Table of Contents
First, clone the repository to your local machine:
git clone https://github.com/vitorfs/woid.git
Install the requirements:
pip install -r requirements/dev.txt
Apply the migrations:
python manage.py migrate
Load the initial data:
python manage.py loaddata services.json
Finally, run the development server:
python manage.py runserver
The site will be available at 127.0.0.1:8000.

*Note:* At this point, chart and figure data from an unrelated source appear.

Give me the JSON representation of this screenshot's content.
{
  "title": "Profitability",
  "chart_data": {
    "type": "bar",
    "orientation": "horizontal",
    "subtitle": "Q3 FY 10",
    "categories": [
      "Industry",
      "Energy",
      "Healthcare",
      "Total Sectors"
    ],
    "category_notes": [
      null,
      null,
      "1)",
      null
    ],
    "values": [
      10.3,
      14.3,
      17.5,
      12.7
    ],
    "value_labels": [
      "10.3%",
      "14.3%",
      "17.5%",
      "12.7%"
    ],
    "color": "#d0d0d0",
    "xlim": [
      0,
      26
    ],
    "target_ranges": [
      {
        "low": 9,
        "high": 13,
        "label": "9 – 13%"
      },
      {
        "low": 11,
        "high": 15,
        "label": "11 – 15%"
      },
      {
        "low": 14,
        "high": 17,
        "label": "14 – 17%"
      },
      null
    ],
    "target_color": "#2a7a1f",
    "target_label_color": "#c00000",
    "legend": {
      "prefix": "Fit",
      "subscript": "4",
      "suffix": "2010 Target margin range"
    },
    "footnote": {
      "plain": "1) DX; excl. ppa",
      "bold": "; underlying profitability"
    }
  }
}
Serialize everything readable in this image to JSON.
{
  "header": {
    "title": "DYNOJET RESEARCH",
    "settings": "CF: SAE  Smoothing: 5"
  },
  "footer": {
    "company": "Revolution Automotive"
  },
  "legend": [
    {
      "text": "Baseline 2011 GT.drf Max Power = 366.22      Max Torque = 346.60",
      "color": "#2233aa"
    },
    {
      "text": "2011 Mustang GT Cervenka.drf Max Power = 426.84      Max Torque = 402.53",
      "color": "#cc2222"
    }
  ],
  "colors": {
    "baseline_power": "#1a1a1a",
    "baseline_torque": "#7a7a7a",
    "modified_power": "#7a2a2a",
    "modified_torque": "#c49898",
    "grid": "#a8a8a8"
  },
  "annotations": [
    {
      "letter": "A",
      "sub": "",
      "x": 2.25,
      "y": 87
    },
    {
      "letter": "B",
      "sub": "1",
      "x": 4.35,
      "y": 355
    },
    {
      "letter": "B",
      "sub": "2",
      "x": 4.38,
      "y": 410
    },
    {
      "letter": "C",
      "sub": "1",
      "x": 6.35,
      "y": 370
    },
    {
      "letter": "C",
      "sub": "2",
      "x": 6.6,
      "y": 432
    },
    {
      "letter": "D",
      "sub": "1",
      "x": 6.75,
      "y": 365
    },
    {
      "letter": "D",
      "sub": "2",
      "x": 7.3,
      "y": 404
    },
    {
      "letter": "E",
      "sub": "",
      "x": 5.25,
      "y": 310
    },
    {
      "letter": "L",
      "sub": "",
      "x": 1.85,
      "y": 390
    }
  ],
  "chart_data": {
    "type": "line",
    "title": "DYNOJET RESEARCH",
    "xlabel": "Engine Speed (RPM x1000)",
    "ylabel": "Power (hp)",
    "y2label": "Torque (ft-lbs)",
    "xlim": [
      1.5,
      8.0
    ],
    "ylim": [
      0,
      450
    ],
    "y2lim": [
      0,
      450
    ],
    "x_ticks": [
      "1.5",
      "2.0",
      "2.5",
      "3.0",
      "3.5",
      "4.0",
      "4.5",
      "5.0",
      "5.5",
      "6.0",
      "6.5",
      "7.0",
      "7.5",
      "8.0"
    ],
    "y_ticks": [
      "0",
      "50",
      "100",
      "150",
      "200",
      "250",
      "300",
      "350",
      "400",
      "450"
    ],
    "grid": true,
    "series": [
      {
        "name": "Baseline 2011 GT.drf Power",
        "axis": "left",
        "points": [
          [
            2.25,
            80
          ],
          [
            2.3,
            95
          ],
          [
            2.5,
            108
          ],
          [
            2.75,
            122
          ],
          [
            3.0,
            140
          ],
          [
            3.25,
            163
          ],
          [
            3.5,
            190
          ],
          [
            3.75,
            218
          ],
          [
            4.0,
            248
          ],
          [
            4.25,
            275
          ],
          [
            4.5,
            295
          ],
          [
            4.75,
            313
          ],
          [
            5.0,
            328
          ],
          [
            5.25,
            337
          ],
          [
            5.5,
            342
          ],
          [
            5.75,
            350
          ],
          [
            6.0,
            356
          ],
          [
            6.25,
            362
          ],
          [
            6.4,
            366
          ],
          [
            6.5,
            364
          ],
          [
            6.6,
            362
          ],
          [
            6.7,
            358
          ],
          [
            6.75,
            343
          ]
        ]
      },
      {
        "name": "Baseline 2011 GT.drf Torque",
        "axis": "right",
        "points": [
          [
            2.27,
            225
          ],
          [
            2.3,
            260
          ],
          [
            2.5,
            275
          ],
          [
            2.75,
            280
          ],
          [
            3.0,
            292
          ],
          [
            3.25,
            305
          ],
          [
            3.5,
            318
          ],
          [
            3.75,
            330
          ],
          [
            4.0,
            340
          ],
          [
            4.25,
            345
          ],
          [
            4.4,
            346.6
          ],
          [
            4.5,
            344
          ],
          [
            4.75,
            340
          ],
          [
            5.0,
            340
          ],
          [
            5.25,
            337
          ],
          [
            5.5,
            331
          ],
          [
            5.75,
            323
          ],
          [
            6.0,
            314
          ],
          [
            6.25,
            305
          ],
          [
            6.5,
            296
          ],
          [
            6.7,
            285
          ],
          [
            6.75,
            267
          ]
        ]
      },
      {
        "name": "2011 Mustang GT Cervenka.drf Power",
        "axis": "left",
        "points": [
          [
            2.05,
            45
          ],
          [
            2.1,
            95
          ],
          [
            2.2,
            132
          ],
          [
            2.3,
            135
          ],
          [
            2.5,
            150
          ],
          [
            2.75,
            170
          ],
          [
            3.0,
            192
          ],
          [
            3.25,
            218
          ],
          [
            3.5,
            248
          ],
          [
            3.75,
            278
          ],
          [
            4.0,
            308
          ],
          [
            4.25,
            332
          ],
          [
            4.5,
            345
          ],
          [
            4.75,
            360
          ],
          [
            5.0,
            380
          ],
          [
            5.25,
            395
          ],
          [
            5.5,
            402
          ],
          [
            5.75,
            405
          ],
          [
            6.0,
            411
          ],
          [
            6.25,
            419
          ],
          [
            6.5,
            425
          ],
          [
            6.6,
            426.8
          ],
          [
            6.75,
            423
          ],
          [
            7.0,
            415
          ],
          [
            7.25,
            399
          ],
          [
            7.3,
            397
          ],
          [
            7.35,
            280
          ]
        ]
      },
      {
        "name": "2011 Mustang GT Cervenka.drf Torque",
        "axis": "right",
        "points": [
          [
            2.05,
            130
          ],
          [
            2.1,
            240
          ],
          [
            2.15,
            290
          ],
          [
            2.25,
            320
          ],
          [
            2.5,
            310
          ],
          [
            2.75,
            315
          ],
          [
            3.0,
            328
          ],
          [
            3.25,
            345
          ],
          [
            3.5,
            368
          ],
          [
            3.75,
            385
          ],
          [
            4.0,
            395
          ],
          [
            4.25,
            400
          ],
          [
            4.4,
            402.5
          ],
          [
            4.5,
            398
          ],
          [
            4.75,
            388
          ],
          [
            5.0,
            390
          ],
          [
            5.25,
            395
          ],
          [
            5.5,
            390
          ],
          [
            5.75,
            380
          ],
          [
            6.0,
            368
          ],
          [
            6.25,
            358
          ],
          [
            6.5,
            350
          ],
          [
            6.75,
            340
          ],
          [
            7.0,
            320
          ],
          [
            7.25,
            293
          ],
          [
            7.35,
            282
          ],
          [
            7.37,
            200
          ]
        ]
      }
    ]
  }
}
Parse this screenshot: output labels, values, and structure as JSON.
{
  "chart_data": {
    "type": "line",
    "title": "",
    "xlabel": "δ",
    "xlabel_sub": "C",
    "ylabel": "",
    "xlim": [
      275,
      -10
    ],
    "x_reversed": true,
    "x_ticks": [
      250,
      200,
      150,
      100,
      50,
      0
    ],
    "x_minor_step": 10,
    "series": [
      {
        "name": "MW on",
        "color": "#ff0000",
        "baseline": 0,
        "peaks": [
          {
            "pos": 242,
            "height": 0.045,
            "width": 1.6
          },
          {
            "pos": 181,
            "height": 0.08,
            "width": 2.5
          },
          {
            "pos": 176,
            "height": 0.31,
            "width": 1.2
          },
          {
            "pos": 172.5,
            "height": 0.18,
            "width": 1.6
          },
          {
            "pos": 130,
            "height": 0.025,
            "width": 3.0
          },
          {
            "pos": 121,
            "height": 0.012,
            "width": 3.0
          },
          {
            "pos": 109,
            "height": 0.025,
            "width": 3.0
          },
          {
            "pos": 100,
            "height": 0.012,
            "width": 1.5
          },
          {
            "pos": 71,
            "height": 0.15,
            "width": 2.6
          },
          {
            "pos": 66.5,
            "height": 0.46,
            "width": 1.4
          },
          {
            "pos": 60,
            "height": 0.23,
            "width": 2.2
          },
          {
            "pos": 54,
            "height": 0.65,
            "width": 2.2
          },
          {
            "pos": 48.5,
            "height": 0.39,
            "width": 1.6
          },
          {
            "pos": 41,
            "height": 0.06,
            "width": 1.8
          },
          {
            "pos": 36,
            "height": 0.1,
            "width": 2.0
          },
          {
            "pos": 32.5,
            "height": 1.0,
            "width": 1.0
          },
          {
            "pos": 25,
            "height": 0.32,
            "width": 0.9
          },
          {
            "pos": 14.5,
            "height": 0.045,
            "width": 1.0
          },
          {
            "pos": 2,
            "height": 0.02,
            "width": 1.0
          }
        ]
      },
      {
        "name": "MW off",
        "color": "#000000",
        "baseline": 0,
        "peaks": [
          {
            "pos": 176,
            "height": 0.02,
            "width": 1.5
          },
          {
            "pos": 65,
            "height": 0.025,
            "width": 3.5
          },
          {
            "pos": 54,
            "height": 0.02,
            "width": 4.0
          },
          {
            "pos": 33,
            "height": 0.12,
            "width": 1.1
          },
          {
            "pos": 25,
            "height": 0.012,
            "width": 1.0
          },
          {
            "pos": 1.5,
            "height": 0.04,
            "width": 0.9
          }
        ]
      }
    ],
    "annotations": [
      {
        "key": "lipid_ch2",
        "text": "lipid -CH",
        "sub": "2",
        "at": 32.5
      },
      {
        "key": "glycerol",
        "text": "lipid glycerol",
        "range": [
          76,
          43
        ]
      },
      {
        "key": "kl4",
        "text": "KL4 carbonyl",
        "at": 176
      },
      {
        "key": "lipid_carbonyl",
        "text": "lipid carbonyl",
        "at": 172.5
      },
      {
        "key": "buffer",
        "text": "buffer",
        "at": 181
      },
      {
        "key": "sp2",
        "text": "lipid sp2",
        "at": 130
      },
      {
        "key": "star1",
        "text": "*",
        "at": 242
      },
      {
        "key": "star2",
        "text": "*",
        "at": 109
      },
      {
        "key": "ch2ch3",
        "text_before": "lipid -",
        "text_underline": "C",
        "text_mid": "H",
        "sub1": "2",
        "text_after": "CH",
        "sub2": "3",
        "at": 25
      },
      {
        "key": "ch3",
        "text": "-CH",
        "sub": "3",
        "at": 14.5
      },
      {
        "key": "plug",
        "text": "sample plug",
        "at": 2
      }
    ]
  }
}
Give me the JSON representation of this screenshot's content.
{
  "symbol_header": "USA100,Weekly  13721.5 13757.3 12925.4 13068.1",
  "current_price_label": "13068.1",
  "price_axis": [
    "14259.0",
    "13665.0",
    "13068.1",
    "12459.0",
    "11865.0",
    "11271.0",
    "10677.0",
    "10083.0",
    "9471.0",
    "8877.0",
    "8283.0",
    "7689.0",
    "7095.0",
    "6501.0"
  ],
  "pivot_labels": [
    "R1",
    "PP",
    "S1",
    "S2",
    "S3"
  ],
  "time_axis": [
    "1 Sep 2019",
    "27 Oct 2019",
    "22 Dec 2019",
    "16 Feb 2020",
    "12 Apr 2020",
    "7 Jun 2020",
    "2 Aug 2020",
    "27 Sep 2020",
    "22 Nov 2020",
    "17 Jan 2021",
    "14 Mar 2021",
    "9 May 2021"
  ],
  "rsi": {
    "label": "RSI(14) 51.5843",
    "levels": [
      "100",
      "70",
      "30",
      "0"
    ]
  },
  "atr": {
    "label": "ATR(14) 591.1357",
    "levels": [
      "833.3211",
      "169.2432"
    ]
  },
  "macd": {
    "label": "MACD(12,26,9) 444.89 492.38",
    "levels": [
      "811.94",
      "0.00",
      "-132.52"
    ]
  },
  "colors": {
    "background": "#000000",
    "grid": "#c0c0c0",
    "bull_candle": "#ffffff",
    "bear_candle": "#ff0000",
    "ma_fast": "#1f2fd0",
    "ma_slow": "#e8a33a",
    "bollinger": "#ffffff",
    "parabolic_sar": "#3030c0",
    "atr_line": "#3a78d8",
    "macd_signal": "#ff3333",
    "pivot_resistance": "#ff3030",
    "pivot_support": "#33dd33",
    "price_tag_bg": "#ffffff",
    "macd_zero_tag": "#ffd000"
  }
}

Currently Woid crawl the following services to collect top stories:
- Hacker News
hn
- Reddit
reddit
- GitHub
github
- The New York Times
nytimes
- Product Hunt
producthunt
You can run the crawlers manually to collect the top stories using the following command:
python manage.py crawl reddit
You can pass multiple services at once:
python manage.py crawl reddit hn nytimes
Valid values: hn
, reddit
, github
, nytimes
, producthunt
.
To crawl The New York Times you will need an API key.
You can register one application at developer.nytimes.com.
Product Hunt require an API key to consume their API.
You can register one application at api.producthunt.com/v1/docs
You can set up cron jobs to execute the crawlers periodically. Here is what my crontab looks like:
*/5 * * * * /home/woid/venv/bin/python /home/woid/woid/manage.py crawl reddit hn producthunt >> /home/woid/logs/cron.log 2>&1
*/30 * * * * /home/woid/venv/bin/python /home/woid/woid/manage.py crawl nytimes github >> /home/woid/logs/cron.log 2>&1
The source code is released under the Apache 2.0 license.